“This is a war against the return of Jewish helplessness.
Much of the world reacted to the massacre by calling the atrocity scenes unbearable. When Israelis say those images are ‘unbearable,’ we mean it literally. We cannot bear this, cannot allow the massacre to redefine us as a nation. We are at war to erase the catastrophic perception of Israelis as victims.
Even more than the atrocities themselves, what was so – yes – unbearable to many of us was the helplessness of our fellow Israelis. Nothing is more antithetical to the Israeli ethos than for Jews to be burned alive with their hands bound behind their backs, with the IDF nowhere in sight.
In the days immediately following the massacre, I received calls from several European journalists, asking if I saw this as a ‘Holocaust moment.’ They were sympathetic; they meant well. But I couldn’t give them the answer they were seeking.
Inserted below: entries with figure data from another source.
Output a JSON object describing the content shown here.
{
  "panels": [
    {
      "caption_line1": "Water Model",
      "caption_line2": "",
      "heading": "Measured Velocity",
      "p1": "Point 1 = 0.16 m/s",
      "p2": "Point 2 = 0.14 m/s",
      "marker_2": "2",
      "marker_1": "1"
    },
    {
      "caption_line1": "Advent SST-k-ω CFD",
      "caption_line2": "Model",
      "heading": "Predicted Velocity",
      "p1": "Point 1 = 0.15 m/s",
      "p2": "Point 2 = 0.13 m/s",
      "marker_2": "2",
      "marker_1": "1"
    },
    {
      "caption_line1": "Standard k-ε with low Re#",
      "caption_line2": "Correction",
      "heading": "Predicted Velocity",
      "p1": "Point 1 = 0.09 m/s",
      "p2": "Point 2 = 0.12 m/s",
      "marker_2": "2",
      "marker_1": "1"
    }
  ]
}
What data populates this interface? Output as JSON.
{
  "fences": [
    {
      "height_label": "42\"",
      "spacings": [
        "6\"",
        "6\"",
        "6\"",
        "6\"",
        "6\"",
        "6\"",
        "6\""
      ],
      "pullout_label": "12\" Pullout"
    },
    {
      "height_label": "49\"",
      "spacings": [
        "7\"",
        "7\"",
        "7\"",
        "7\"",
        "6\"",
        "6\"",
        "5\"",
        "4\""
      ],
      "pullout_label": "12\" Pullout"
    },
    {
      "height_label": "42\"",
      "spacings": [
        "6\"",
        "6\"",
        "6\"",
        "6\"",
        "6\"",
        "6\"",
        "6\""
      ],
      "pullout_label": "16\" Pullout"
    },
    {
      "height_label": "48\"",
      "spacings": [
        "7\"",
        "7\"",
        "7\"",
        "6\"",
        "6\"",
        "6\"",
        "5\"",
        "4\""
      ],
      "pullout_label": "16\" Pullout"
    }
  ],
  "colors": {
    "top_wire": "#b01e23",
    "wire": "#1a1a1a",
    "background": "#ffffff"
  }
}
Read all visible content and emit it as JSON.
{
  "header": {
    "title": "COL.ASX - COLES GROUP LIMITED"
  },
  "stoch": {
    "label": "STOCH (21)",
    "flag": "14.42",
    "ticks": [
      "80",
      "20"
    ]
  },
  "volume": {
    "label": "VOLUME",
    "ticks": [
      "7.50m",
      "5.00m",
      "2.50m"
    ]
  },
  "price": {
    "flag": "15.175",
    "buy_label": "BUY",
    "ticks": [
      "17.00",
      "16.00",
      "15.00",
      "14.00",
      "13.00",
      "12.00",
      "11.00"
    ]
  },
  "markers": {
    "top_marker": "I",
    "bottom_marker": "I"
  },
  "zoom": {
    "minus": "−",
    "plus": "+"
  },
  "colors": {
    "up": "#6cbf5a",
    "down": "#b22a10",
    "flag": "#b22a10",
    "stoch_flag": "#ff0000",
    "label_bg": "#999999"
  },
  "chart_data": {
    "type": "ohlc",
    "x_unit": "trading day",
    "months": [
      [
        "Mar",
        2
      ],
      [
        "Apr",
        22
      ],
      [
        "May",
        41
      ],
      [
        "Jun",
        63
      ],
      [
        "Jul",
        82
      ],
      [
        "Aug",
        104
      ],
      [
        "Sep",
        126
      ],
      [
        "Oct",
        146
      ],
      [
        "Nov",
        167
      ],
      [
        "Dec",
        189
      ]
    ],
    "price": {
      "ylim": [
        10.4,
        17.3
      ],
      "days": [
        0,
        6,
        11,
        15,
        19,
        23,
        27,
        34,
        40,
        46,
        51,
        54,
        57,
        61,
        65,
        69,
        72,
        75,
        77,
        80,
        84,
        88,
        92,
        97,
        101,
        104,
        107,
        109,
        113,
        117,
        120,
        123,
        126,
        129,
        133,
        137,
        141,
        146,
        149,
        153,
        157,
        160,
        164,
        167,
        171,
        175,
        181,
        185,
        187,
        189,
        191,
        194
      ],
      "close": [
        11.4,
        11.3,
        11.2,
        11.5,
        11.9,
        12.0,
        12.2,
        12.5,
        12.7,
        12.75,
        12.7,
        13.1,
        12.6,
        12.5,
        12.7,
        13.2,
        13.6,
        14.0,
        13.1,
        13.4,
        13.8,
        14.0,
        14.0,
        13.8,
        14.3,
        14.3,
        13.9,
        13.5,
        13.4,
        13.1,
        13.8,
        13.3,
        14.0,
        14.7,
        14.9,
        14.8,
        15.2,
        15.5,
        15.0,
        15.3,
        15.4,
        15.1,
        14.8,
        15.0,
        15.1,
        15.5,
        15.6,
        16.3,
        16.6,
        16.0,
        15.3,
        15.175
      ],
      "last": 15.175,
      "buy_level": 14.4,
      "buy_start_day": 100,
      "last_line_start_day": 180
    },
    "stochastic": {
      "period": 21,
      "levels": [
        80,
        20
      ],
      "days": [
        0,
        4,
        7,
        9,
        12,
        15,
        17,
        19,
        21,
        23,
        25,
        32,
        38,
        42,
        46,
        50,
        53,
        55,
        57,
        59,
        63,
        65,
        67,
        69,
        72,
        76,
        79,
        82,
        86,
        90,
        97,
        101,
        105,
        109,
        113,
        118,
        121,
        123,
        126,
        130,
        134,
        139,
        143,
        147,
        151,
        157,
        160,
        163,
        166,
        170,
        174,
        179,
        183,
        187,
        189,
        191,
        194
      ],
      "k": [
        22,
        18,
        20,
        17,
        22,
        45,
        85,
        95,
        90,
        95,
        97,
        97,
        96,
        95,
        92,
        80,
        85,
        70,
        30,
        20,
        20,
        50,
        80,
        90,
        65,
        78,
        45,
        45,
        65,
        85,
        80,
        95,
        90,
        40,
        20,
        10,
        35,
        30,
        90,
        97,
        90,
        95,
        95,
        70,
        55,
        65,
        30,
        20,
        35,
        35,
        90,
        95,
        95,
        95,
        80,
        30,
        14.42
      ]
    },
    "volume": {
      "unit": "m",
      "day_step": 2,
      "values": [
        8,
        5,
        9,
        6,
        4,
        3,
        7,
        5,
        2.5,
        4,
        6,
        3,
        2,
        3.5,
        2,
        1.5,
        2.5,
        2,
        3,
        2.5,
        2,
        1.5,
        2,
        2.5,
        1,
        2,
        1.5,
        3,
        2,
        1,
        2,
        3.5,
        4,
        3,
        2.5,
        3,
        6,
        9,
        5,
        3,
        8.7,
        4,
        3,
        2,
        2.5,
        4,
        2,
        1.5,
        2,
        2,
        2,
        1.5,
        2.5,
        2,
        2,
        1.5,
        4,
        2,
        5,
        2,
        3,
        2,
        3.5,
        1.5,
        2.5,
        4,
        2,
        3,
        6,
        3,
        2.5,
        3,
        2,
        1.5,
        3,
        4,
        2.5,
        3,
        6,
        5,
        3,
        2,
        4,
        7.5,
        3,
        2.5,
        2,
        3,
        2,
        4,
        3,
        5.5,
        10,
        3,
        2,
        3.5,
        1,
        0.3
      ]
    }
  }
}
I don’t need Auschwitz to motivate me to defend myself against Hamas, I replied. I live in the Middle East; the fate of the Yazidis is more relevant to me than Babyn Yar. Nor do I trust European sympathy for Israel that is based on the Holocaust. That support is unstable; today it is applied to dead Jews, tomorrow to dead Palestinians.
The support I seek is based on the understanding that Israel faces a genocidal regime on its southern border, that that regime must be destroyed not only for our sake but for the sake of the region, and that the only way to destroy a terrorist infrastructure embedded in a civilian population is the way the IDF is proceeding.”